From the top to the bottom 

#1 curly pink ivory, bocote, gaboon ebony, bubinga.

#2 stabilized walnut

#3 cherry burl

#4 two pattern oak burl. As In half is pins and swirls and the other half is curly but it's one piece of wood kind of odd.

#5 East Indian rosewood, bocote, maple

Reactions: Like 2


----------



## Molokai (Aug 15, 2014)

Nice! I recently started making these also. Can you tell me what type of glue do you use to glue these multy wood types bangles.
I tried with epoxy glue but heat generated from sanding just unglues them. Maybe CA will be better


----------



## APBcustoms (Aug 15, 2014)

Molokai said:


> Nice! I recently started making these also. Can you tell me what type of glue do you use to glue these multy wood types bangles.
> I tried with epoxy glue but heat generated from sanding just unglues them. Maybe CA will be better



I use tite bond the blue but green is better. If it's an high dollar exotic I use mineral spirits and wipe down before I glue to take off surface oils also don't make the wood too smooth because then the grain won't bond together

Reactions: Thank You! 1


----------



## TimR (Aug 15, 2014)

Very nice. I really like the segmented ones, but they all look excellent. It would definitely add time, but would be cool to add a narrow (i.e parting tool cut) groove and add some inlace stone or material.


----------



## APBcustoms (Aug 15, 2014)

TimR said:


> Very nice. I really like the segmented ones, but they all look excellent. It would definitely add time, but would be cool to add a narrow (i.e parting tool cut) groove and add some inlace stone or material.
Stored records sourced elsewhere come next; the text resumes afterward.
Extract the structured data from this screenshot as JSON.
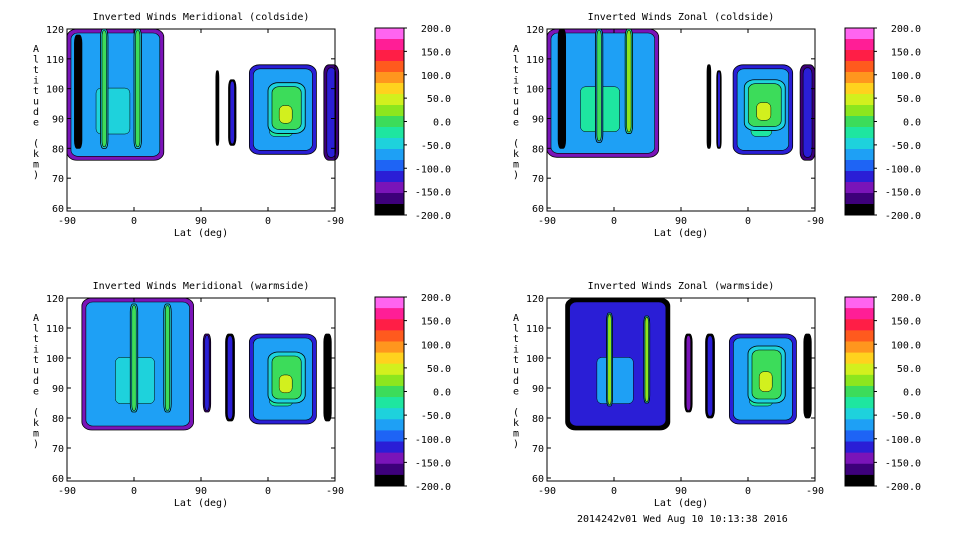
{
  "chart_data": [
    {
      "type": "heatmap",
      "title": "Inverted Winds Meridional (coldside)",
      "xlabel": "Lat (deg)",
      "ylabel": "Altitude (km)",
      "x_ticks": [
        "-90",
        "0",
        "90",
        "0",
        "-90"
      ],
      "y_ticks": [
        "60",
        "70",
        "80",
        "90",
        "100",
        "110",
        "120"
      ],
      "ylim": [
        59,
        120
      ],
      "colorbar_ticks": [
        "200.0",
        "150.0",
        "100.0",
        "50.0",
        "0.0",
        "-50.0",
        "-100.0",
        "-150.0",
        "-200.0"
      ],
      "colorbar_range": [
        -200,
        200
      ],
      "regions": [
        {
          "x_range": [
            -90,
            40
          ],
          "alt_range": [
            76,
            120
          ],
          "level": -80
        },
        {
          "x_range": [
            -80,
            -70
          ],
          "alt_range": [
            80,
            118
          ],
          "level": -180
        },
        {
          "x_range": [
            -45,
            -35
          ],
          "alt_range": [
            80,
            120
          ],
          "level": 10
        },
        {
          "x_range": [
            0,
            10
          ],
          "alt_range": [
            80,
            120
          ],
          "level": 10
        },
        {
          "x_range": [
            110,
            114
          ],
          "alt_range": [
            81,
            106
          ],
          "level": -190
        },
        {
          "x_range": [
            127,
            137
          ],
          "alt_range": [
            81,
            103
          ],
          "level": -120
        },
        {
          "x_range": [
            155,
            245
          ],
          "alt_range": [
            78,
            108
          ],
          "level": -60
        },
        {
          "x_range": [
            180,
            230
          ],
          "alt_range": [
            85,
            102
          ],
          "level": 10
        },
        {
          "x_range": [
            255,
            275
          ],
          "alt_range": [
            76,
            108
          ],
          "level": -110
        }
      ]
    },
    {
      "type": "heatmap",
      "title": "Inverted Winds Zonal (coldside)",
      "xlabel": "Lat (deg)",
      "ylabel": "Altitude (km)",
      "x_ticks": [
        "-90",
        "0",
        "90",
        "0",
        "-90"
      ],
      "y_ticks": [
        "60",
        "70",
        "80",
        "90",
        "100",
        "110",
        "120"
      ],
      "ylim": [
        59,
        120
      ],
      "colorbar_ticks": [
        "200.0",
        "150.0",
        "100.0",
        "50.0",
        "0.0",
        "-50.0",
        "-100.0",
        "-150.0",
        "-200.0"
      ],
      "colorbar_range": [
        -200,
        200
      ],
      "regions": [
        {
          "x_range": [
            -90,
            60
          ],
          "alt_range": [
            77,
            120
          ],
          "level": -70
        },
        {
          "x_range": [
            -75,
            -65
          ],
          "alt_range": [
            80,
            120
          ],
          "level": -180
        },
        {
          "x_range": [
            -25,
            -15
          ],
          "alt_range": [
            82,
            120
          ],
          "level": -10
        },
        {
          "x_range": [
            15,
            25
          ],
          "alt_range": [
            85,
            120
          ],
          "level": 30
        },
        {
          "x_range": [
            125,
            130
          ],
          "alt_range": [
            80,
            108
          ],
          "level": -190
        },
        {
          "x_range": [
            138,
            144
          ],
          "alt_range": [
            80,
            106
          ],
          "level": -120
        },
        {
          "x_range": [
            160,
            240
          ],
          "alt_range": [
            78,
            108
          ],
          "level": -60
        },
        {
          "x_range": [
            175,
            230
          ],
          "alt_range": [
            86,
            103
          ],
          "level": 10
        },
        {
          "x_range": [
            250,
            270
          ],
          "alt_range": [
            76,
            108
          ],
          "level": -110
        }
      ]
    },
    {
      "type": "heatmap",
      "title": "Inverted Winds Meridional (warmside)",
      "xlabel": "Lat (deg)",
      "ylabel": "Altitude (km)",
      "x_ticks": [
        "-90",
        "0",
        "90",
        "0",
        "-90"
      ],
      "y_ticks": [
        "60",
        "70",
        "80",
        "90",
        "100",
        "110",
        "120"
      ],
      "ylim": [
        59,
        120
      ],
      "colorbar_ticks": [
        "200.0",
        "150.0",
        "100.0",
        "50.0",
        "0.0",
        "-50.0",
        "-100.0",
        "-150.0",
        "-200.0"
      ],
      "colorbar_range": [
        -200,
        200
      ],
      "regions": [
        {
          "x_range": [
            -70,
            80
          ],
          "alt_range": [
            76,
            120
          ],
          "level": -80
        },
        {
          "x_range": [
            -5,
            5
          ],
          "alt_range": [
            82,
            118
          ],
          "level": 10
        },
        {
          "x_range": [
            40,
            50
          ],
          "alt_range": [
            82,
            118
          ],
          "level": 10
        },
        {
          "x_range": [
            93,
            103
          ],
          "alt_range": [
            82,
            108
          ],
          "level": -110
        },
        {
          "x_range": [
            123,
            135
          ],
          "alt_range": [
            79,
            108
          ],
          "level": -120
        },
        {
          "x_range": [
            155,
            245
          ],
          "alt_range": [
            78,
            108
          ],
          "level": -60
        },
        {
          "x_range": [
            180,
            230
          ],
          "alt_range": [
            85,
            102
          ],
          "level": 10
        },
        {
          "x_range": [
            255,
            265
          ],
          "alt_range": [
            79,
            108
          ],
          "level": -180
        }
      ]
    },
    {
      "type": "heatmap",
      "title": "Inverted Winds Zonal (warmside)",
      "xlabel": "Lat (deg)",
      "ylabel": "Altitude (km)",
      "x_ticks": [
        "-90",
        "0",
        "90",
        "0",
        "-90"
      ],
      "y_ticks": [
        "60",
        "70",
        "80",
        "90",
        "100",
        "110",
        "120"
      ],
      "ylim": [
        59,
        120
      ],
      "colorbar_ticks": [
        "200.0",
        "150.0",
        "100.0",
        "50.0",
        "0.0",
        "-50.0",
        "-100.0",
        "-150.0",
        "-200.0"
      ],
      "colorbar_range": [
        -200,
        200
      ],
      "regions": [
        {
          "x_range": [
            -65,
            75
          ],
          "alt_range": [
            76,
            120
          ],
          "level": -120
        },
        {
          "x_range": [
            -10,
            -2
          ],
          "alt_range": [
            84,
            115
          ],
          "level": 20
        },
        {
          "x_range": [
            40,
            48
          ],
          "alt_range": [
            85,
            114
          ],
          "level": 20
        },
        {
          "x_range": [
            95,
            105
          ],
          "alt_range": [
            82,
            108
          ],
          "level": -140
        },
        {
          "x_range": [
            123,
            135
          ],
          "alt_range": [
            80,
            108
          ],
          "level": -120
        },
        {
          "x_range": [
            155,
            245
          ],
          "alt_range": [
            78,
            108
          ],
          "level": -60
        },
        {
          "x_range": [
            180,
            230
          ],
          "alt_range": [
            85,
            104
          ],
          "level": 10
        },
        {
          "x_range": [
            255,
            265
          ],
          "alt_range": [
            80,
            108
          ],
          "level": -180
        }
      ]
    }
  ],
  "colormap": [
    "#000000",
    "#3d007a",
    "#7a14b8",
    "#2a1ed6",
    "#1e64f5",
    "#1ea0f5",
    "#1ed2dc",
    "#1ee6a0",
    "#3cdc5a",
    "#8ce61e",
    "#d2f01e",
    "#ffd21e",
    "#ff961e",
    "#ff5a1e",
    "#ff1e46",
    "#ff1e96",
    "#ff64f0"
  ],
  "footer": "2014242v01 Wed Aug 10 10:13:38 2016"
}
I was gonna do that on some like I wanted to do a gaboon ebony with turquoise racing stripes.

I've done this inlay on snakewood

Reactions: EyeCandy! 1


----------



## TimR (Aug 15, 2014)

Very nice. I'm sure you use something to cushion the inside of the bangle from the chuck jaws...I will grab the little rubber promo and drive bracelets especially whenever 'free' to use as a cushion.


----------



## APBcustoms (Aug 15, 2014)

TimR said:


> Very nice. I'm sure you use something to cushion the inside of the bangle from the chuck jaws...I will grab the little rubber promo and drive bracelets especially whenever 'free' to use as a cushion.



I use a drum sander and sand it smooth


----------



## duncsuss (Aug 15, 2014)

TimR said:


> I will grab the little rubber promo and drive bracelets especially whenever 'free' to use as a cushion.



@TimR , I'm having trouble understanding what this means ... what's a "little rubber promo"? And when would they be "'free' to use as a cushion"?

Sorry if I'm being dense, it's been a long week with lots of computer malfunctions to deal with

Reactions: Agree 2


----------



## APBcustoms (Aug 15, 2014)

duncsuss said:


> @TimR , I'm having trouble understanding what this means ... what's a "little rubber promo"? And when would they be "'free' to use as a cushion"?
> 
> Sorry if I'm being dense, it's been a long week with lots of computer malfunctions to deal with



its not just you haha


----------



## duncsuss (Aug 15, 2014)

APBcustoms said:


> its not just you haha



Being confused in a group is marginally better than being confused alone, I suppose ...

Reactions: Agree 1


----------



## kris stratton (Aug 15, 2014)

nice work.

Reactions: Thank You! 1


----------